Klaus, Gross, Kuehnl, Klestil, Daublebsky, Sichrovski - names that are no doubt familiar to Radio Prague listeners. The first three are surnames of current Czech politicians and the rest belong respectively to the Austrian President, Austrian ambassador to the Czech Republic and the general secretary of the Austrian Freedom Party. The point I'm trying to make here is that the first three are typical German names while the rest sound distinctly Slavic. Leafing through the Yellow Pages in Prague and Vienna, one comes across the same names; a mix of German and Czech, possibly with the spelling occasionally adjusted. Austrians and Czechs have lived side by side for centuries, quarrelled and fought like all neighbours do but also mingled and learnt from each other.
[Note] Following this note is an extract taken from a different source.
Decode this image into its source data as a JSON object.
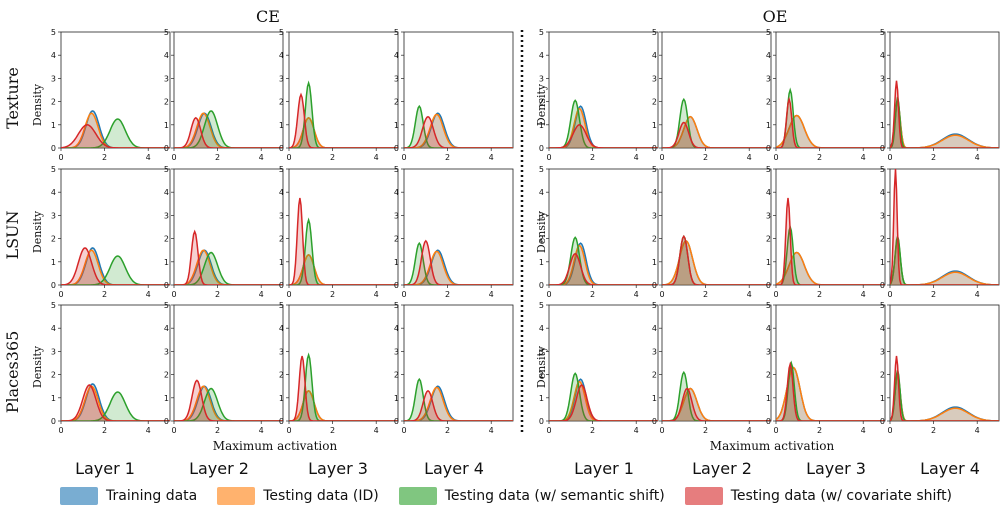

Art, architecture, cuisine - these are but a few fields of life which the two nations shared to a great extent in history.

At a time when politicians are waging wars of words from the summits of high politics: targeting the Temelin nuclear power station, the Benes decrees or one another, Prague's historic Clam-Gallas Palace is hosting an exhibition dedicated to the everyday side of the two nations' neighbourly relations. The exhibition, entitled "At Home, Abroad" looks at the ups and downs of the life of Viennese Czechs over the past couple of centuries. It does not hide the fact that the coexistence of the two nations was difficult at times, just as it is now.

The exhibition suggests that the highlights of Czech-Austrian relations in recent history were connected with sport. Between the world wars the legendary Czech football player Josef "Pepi" Bican started his career in Rapid Vienna, and in the second half of the 1980's, Antonin Panenka, another famous Czech player spent the last years of his career in the same team. Panenka was very popular with Austrian fans in the days when hundreds of Czechoslovak asylum seekers were entering the country.

Recently, Martin Hasek, the brother of the famous Czech ice-hockey goalkeeper Dominik, joined the Viennese club Austria. It's perhaps worth mentioning that he is a namesake of Jaroslav Hasek, the author of the Good Soldier Svejk, the epitome of the Czech-Austrian stereotype.

Serious as all the political problems seem now, with time they will probably lose much of their weight. At a similar exhibition a hundred years on, the over-politicised topic of Temelin might well be overshadowed by an outstanding work of art, the results of close cross-border cooperation of Austrian and Czech regions or perhaps, as this month's exhibition suggests, good teamwork on the football pitch.